Pernikahan juga bisa menjadi haram jika syarat sah dan kewajiban tidak terpenuhi bahkan dilanggar. Ada banyak klasifikasi nikah yang diharamkan dalam Islam seperti nikah mut'ah (sejenis kawin kontrak) dan nikah syighar (seperti barter). Indikasi terjadinya kezaliman dalam rumah tangga juga bisa menyebabkan pernikahan menjadi haram untuk dilakukan.

Menikah adalah sunnah Nabi Muhammad SAW yang sering pula disebut-sebut sebagai penyempurna ibadah seseorang. Menikah ini memang disunnahkan bagi yang mampu baik mental dan finansial. Namun bagi mereka yang belum mampu maka Allah SWT memerintahkan mereka untuk MENJAGA KESUCIAN diri seperti disebutkan pada Surah An-Nuur ayat 33.

وَلْيَسْتَعْفِفِ الَّذِينَ لَا يَجِدُونَ نِكَاحًا حَتَّى يُغْنِيَهُمُ اللَّهُ مِنْ فَضْلِهِ

“Dan orang-orang yang tidak mampu kawin hendaklah menjaga kesucian (diri)nya, sehingga Allah memampukan mereka dengan karunia-Nya.”
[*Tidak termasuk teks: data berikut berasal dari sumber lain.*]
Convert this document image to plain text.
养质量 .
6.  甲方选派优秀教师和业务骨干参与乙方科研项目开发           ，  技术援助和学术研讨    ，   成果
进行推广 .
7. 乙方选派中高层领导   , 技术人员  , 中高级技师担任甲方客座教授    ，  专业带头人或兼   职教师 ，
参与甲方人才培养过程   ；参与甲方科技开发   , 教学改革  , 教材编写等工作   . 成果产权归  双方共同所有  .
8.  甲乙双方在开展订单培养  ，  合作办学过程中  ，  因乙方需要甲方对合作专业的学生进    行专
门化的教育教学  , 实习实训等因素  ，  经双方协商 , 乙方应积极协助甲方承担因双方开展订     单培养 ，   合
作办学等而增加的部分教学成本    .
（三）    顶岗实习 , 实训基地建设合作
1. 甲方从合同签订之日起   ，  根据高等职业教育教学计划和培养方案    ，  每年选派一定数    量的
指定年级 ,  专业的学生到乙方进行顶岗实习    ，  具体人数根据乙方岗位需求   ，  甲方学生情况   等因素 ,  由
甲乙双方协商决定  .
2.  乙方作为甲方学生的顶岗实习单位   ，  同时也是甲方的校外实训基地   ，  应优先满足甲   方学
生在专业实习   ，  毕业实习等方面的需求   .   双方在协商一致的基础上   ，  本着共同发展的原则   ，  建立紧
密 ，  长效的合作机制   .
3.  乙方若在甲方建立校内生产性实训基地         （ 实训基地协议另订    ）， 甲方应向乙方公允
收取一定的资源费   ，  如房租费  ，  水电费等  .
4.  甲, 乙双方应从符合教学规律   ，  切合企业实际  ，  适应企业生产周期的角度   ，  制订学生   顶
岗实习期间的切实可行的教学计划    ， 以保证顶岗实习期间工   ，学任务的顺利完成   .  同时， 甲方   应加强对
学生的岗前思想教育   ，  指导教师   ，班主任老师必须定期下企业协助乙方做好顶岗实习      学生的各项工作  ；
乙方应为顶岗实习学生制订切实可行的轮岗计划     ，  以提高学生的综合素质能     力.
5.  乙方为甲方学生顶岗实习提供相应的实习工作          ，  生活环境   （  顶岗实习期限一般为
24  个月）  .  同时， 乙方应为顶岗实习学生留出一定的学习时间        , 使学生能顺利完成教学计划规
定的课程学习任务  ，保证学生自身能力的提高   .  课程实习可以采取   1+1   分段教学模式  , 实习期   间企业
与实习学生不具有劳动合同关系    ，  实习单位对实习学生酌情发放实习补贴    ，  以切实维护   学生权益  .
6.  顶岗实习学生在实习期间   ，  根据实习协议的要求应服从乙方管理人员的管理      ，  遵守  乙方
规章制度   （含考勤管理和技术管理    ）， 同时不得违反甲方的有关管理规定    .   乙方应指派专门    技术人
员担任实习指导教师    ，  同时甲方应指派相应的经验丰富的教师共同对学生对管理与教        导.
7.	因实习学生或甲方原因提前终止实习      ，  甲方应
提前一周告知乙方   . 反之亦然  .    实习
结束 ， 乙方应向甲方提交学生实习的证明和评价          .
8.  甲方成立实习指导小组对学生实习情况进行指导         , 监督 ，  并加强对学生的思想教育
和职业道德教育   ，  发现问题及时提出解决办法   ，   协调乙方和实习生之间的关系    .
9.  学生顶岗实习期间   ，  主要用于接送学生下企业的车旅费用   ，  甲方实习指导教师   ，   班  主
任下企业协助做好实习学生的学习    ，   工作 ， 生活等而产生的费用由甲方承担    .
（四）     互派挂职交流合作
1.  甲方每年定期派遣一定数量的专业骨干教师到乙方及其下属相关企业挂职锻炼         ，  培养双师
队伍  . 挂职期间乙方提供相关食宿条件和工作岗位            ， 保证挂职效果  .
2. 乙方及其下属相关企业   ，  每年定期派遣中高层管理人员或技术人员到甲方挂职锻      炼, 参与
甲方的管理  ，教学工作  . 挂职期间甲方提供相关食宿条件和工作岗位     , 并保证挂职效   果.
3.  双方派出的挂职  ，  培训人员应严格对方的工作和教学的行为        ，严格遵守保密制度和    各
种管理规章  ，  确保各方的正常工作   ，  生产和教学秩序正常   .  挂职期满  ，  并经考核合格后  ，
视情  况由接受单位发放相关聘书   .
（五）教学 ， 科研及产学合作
Surah An-Nuur ini kemudian dipertegas lagi dengan hadis sahih dari Nabi Muhammad SAW yang menyatakan sebagai berikut:

يَا مَعْشَرَ الشَّبَابِ مَنِ اسْتَطَاعَ مِنْكُمُ الْبَاءَةَ فَلْيَتَزَوَّجْ فَإِنَّهُ أَغَضُّ لِلْبَصَرِ وَأَحْصَنُ لِلْفَرْجِ وَمَنْ لَمْ يَسْتَطِعْ فَعَلَيْهِ بِالصَّوْمِ فَإِنَّهُ لَهُ وِجَاءٌ

'Wahai para pemuda, barangsiapa yang memiliki baa-ah , maka menikahlah. Karena itu lebih akan menundukkan pandangan dan lebih menjaga kemaluan. Barangsiapa yang belum mampu, maka berpuasalah karena puasa itu adalah pengekang syahwatnya yang menggelora'

Contoh:

Seorang pemuda berusia 25 tahun berkeinginan untuk menikah tetapi secara ekonomis kondisinya belum memadai dan secara psikologis juga belum siap cara tepat agar pemuda tersebut terhindar dari perbuatan dosa adalah MENJAGA KEMALUAN, apabila ia tidak mampu maka ia hendaknya BERPUASA.

Berdasarkan hadis di atas, cara terbaik menjaga kesucian diri adalah dengan BERPUASA sebab menurut Nabi Muhammad, puasa ini adalah pengekang syahwat yang ada pada diri sehingga tidak menghinakan martabat manusia. Selain berpuasa, ulama lainnya juga menganjurkan agar memperbanyak ibadah lain agar energi dan pikirannya teralih. Allah SWT pasti akan memberi kemudahan bagi mereka yang berniat untuk menjaga kesucian diri.